Despite his involvement in the business right from the beginning, John's management style was ineffective, and he lacked the knowledge and skills necessary to make the business succeed. His lack of interest and motivation further worsened the situation, and the business began to suffer. Customers and suppliers left, orders decreased, and profits plummeted. Naturally, the family members became concerned about the future of the business and the legacy that George had built. In an attempt to save the business and turn things around, they tried to work with John, but their efforts were unsuccessful. Eventually, the family decided to tap our services, so we immediately prepared several corporate documents leading to the signing of several comprehensive shareholder and family ownership agreements.

With business continuously taking a heavy beating because of John's erratic leadership, the family decided to take Board action to remove John as the president and propose a new leader that could steer the company back to success.

Important Learnings

Can our marital laws prevent an in-law from owning shares in the family business? 

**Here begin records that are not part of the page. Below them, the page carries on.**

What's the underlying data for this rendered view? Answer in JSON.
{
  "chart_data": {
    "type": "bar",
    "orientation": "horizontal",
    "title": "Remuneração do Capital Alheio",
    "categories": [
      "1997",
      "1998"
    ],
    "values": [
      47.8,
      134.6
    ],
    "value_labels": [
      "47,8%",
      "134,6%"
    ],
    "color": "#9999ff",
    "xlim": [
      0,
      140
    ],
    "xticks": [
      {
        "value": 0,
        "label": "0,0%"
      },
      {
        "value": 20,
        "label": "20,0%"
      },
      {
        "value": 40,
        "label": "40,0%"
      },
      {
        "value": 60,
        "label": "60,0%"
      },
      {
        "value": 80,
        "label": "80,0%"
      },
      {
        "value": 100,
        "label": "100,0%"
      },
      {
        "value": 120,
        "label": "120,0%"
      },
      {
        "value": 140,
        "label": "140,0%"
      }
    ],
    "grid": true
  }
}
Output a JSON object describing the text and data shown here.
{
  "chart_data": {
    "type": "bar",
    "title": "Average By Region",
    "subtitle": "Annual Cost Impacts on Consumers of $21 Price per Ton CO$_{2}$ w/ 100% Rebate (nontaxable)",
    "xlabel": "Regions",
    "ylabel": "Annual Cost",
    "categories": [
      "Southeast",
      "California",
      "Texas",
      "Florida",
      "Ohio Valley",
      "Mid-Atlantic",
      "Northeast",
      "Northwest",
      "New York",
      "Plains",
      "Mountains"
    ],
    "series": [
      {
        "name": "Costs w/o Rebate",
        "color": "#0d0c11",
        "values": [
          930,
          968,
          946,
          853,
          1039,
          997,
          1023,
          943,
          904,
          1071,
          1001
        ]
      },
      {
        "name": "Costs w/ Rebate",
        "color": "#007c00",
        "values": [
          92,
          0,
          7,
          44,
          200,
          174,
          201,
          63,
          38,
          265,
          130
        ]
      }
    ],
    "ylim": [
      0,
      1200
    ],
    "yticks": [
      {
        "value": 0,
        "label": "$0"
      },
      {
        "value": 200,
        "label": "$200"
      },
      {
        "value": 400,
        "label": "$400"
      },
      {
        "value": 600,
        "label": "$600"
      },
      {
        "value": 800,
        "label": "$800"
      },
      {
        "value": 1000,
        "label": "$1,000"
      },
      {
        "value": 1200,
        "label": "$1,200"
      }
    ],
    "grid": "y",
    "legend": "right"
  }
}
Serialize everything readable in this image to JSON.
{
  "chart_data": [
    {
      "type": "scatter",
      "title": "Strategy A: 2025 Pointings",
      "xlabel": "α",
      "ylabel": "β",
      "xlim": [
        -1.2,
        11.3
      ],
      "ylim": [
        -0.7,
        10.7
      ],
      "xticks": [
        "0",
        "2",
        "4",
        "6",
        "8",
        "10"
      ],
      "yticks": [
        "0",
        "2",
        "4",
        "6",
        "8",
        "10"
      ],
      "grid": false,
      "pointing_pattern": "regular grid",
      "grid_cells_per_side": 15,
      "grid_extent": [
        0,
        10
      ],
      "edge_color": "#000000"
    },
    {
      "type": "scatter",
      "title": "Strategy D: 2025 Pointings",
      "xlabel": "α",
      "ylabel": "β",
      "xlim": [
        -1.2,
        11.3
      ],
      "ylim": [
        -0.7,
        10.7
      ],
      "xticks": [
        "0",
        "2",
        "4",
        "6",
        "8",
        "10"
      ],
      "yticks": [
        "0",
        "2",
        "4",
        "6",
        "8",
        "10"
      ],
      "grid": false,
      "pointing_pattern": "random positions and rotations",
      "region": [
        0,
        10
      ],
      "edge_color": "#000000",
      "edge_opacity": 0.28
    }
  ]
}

Can the family members and the corporation buy back the shares of the hostile in-law?

Can John be sanctioned by his fellow shareholder or Director?

Yes, to all the questions raised. However, the family members/owners must go through a series of shareholder awareness and board-level governance education and must formulate powerful agreements to deter any blood or non-blood shareholder from initiating decisions that may go against the best interest of the corporation. When in-laws are tasked to participate and even own shares in a family business, it's essential to have a clear shareholders agreement that outlines each shareholder's rights and responsibilities, including their voting rights, dividends, and other financial benefits, to keep them in check. It should also establish clear decision-making and dispute resolution processes to avoid conflicts and disagreements.